I hope it helps a little.

Yanomani

That's kind of the idea, but without the need for close tolerances.
Just a plain old IR LED (of some given wavelength) and a photo transistor that can "see" it.
No data encoding involved for this part.

Hmmm, these same parts could be used to make a reflective tachometer.
Then I'd actually know how fast the thing is turning.
But I'm guessing 100 to 300 RPM should be in the ball park.
3 to 10 microseconds per rotation?

My thought was a band of black tape around the motor housing and
a small spot of reflective tape on that to act as the index target.
All I need is to see the pulse.

I was thinking if would be helpful to time a couple of revolutions then take that and
work out the dot clock rate. It seems like it could be more RPM tolerant that way.

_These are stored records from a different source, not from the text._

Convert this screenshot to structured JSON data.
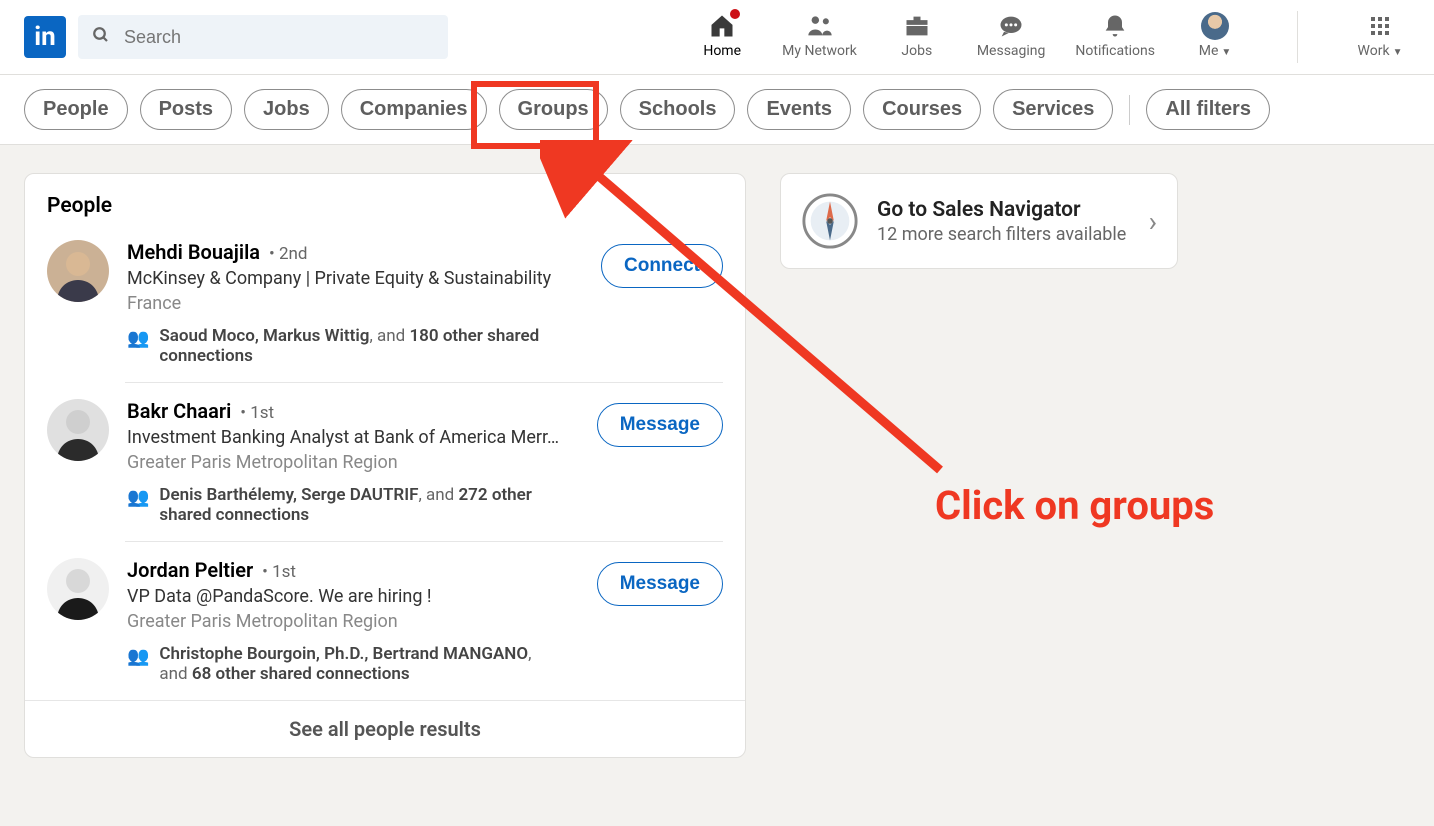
{
  "search": {
    "placeholder": "Search"
  },
  "nav": {
    "home": "Home",
    "network": "My Network",
    "jobs": "Jobs",
    "messaging": "Messaging",
    "notifications": "Notifications",
    "me": "Me",
    "work": "Work"
  },
  "filters": {
    "people": "People",
    "posts": "Posts",
    "jobs": "Jobs",
    "companies": "Companies",
    "groups": "Groups",
    "schools": "Schools",
    "events": "Events",
    "courses": "Courses",
    "services": "Services",
    "all": "All filters"
  },
  "people_card": {
    "header": "People",
    "see_all": "See all people results"
  },
  "results": [
    {
      "name": "Mehdi Bouajila",
      "degree": "2nd",
      "title": "McKinsey & Company | Private Equity & Sustainability",
      "location": "France",
      "shared_prefix": "Saoud Moco, Markus Wittig",
      "shared_suffix": "180 other shared connections",
      "action": "Connect"
    },
    {
      "name": "Bakr Chaari",
      "degree": "1st",
      "title": "Investment Banking Analyst at Bank of America Merr…",
      "location": "Greater Paris Metropolitan Region",
      "shared_prefix": "Denis Barthélemy, Serge DAUTRIF",
      "shared_suffix": "272 other shared connections",
      "action": "Message"
    },
    {
      "name": "Jordan Peltier",
      "degree": "1st",
      "title": "VP Data @PandaScore. We are hiring !",
      "location": "Greater Paris Metropolitan Region",
      "shared_prefix": "Christophe Bourgoin, Ph.D., Bertrand MANGANO",
      "shared_suffix": "68 other shared connections",
      "action": "Message"
    }
  ],
  "side": {
    "title": "Go to Sales Navigator",
    "sub": "12 more search filters available"
  },
  "annotation": {
    "text": "Click on groups"
  }
}
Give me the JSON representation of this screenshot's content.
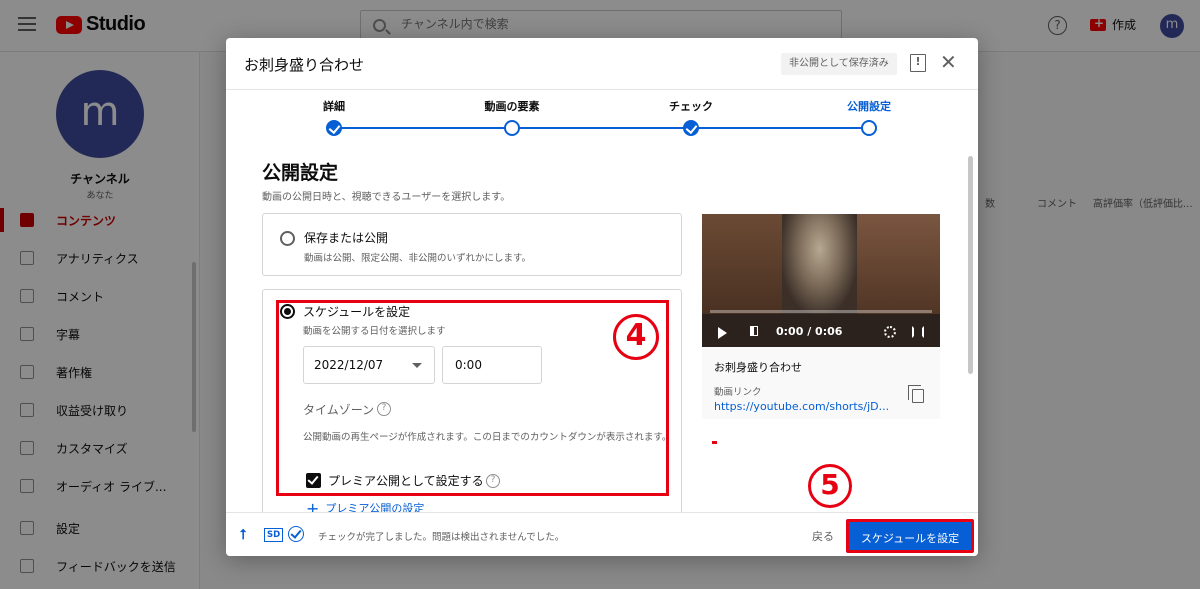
{
  "topbar": {
    "logo_text": "Studio",
    "search_placeholder": "チャンネル内で検索",
    "help_glyph": "?",
    "create_label": "作成",
    "avatar_letter": "m"
  },
  "sidebar": {
    "avatar_letter": "m",
    "channel_name": "チャンネル",
    "channel_sub": "あなた",
    "items": [
      {
        "label": "コンテンツ",
        "active": true
      },
      {
        "label": "アナリティクス"
      },
      {
        "label": "コメント"
      },
      {
        "label": "字幕"
      },
      {
        "label": "著作権"
      },
      {
        "label": "収益受け取り"
      },
      {
        "label": "カスタマイズ"
      },
      {
        "label": "オーディオ ライブ..."
      },
      {
        "label": "設定"
      },
      {
        "label": "フィードバックを送信"
      }
    ]
  },
  "background_table": {
    "col1": "数",
    "col2": "コメント",
    "col3": "高評価率（低評価比..."
  },
  "dialog": {
    "title": "お刺身盛り合わせ",
    "saved_badge": "非公開として保存済み",
    "feedback_glyph": "!",
    "close_glyph": "✕",
    "steps": [
      {
        "label": "詳細",
        "state": "done"
      },
      {
        "label": "動画の要素",
        "state": "todo"
      },
      {
        "label": "チェック",
        "state": "done"
      },
      {
        "label": "公開設定",
        "state": "current"
      }
    ],
    "section_title": "公開設定",
    "section_sub": "動画の公開日時と、視聴できるユーザーを選択します。",
    "option_publish": {
      "title": "保存または公開",
      "desc": "動画は公開、限定公開、非公開のいずれかにします。"
    },
    "option_schedule": {
      "title": "スケジュールを設定",
      "desc": "動画を公開する日付を選択します",
      "date": "2022/12/07",
      "time": "0:00",
      "timezone_label": "タイムゾーン",
      "question_glyph": "?",
      "premiere_desc": "公開動画の再生ページが作成されます。この日までのカウントダウンが表示されます。",
      "premiere_checkbox": "プレミア公開として設定する",
      "premiere_link": "プレミア公開の設定",
      "premiere_plus": "+"
    },
    "preview": {
      "time": "0:00 / 0:06",
      "progress": 0.0,
      "title": "お刺身盛り合わせ",
      "link_label": "動画リンク",
      "url": "https://youtube.com/shorts/jD..."
    },
    "footer": {
      "upload_glyph": "⭡",
      "sd_badge": "SD",
      "status": "チェックが完了しました。問題は検出されませんでした。",
      "back": "戻る",
      "schedule_button": "スケジュールを設定"
    }
  },
  "annotations": {
    "marker4": "4",
    "marker5": "5",
    "color": "#e60012"
  },
  "colors": {
    "accent": "#065fd4",
    "youtube_red": "#ff0000",
    "annotation_red": "#e60012"
  }
}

Balancing something turning like that is always an issue.
I get better results if things are all grouped together rather than strung out all over the place.
Just a board and battery is pretty easy to calculate.
But add a couple more parts and wire and it gets messy trying to figure out all the arms and moments.
Do-able, but messy.

cavelamb

Phil Pilgrim (PhiPi) wrote: »

The detector is not a phototransistor but an integrated circuit that combines an IR photodiode with amplification and a 38 kHz demodulator. Data sent by the IRED to such a device must be modulated at 38 kHz to be detected. The advantage to this method is that the communication is much less sensitive to interference from stray IR sources.

-Phil

Exactly, Phil.

But I'm not looking for a communications channel, just a spot...

Phil Pilgrim (PhiPi)

cavelamb wrote:

But I'm not looking for a communications channel, just a spot...

Nonetheless, the modulated emitter/detector pair is still the way to go to avoid interference from things like fluorescent lighting. Even the BOE-Bot encoders that Parallax sells use modulated reflective sensors. All of the reflective and break-beam sensors used in industry are modulated, too, for the same reason.

-Phil

cavelamb

Phil Pilgrim (PhiPi) wrote: »

Nonetheless, the modulated emitter/detector pair is still the way to go to avoid interference from things like fluorescent lighting. Even the BOE-Bot encoders that Parallax sells use modulated reflective sensors. All of the reflective and break-beam sensors used in industry are modulated, too, for the same reason.

-Phil

Copy that.

A good starting place?
http://www.sbprojects.com/knowledge/ir/index.php

Phil Pilgrim (PhiPi)

Yes, that's a really good explanation!

-Phil

Yanomani

cavelamb wrote: »

Hmmm, these same parts could be used to make a reflective tachometer.
Then I'd actually know how fast the thing is turning.
But I'm guessing 100 to 300 RPM should be in the ball park.
3 to 10 microseconds per rotation?

My thought was a band of black tape around the motor housing and
a small spot of reflective tape on that to act as the index target.
All I need is to see the pulse.

I was thinking if would be helpful to time a couple of revolutions then take that and
work out the dot clock rate. It seems like it could be more RPM tolerant that way.

Assuming, to be conservative, that the circuit will be made to detect something like 32 pulses of 38 kHz (~840 uS) @ worst case 300 RPM (200 mS), then you should use at least 1.5 degree of reflective tape over the black one. Also the right angular alignement between the emitter and the receiver should be ensured to attain a reasonable beam incidence. I hope dust don't pile over the lenses demanding a constant cleanup.

Yanomani

tperkins

Maybe a white backgound with a black spiral? Use the RCTime code with a filed down LED almost bearing on the spiral?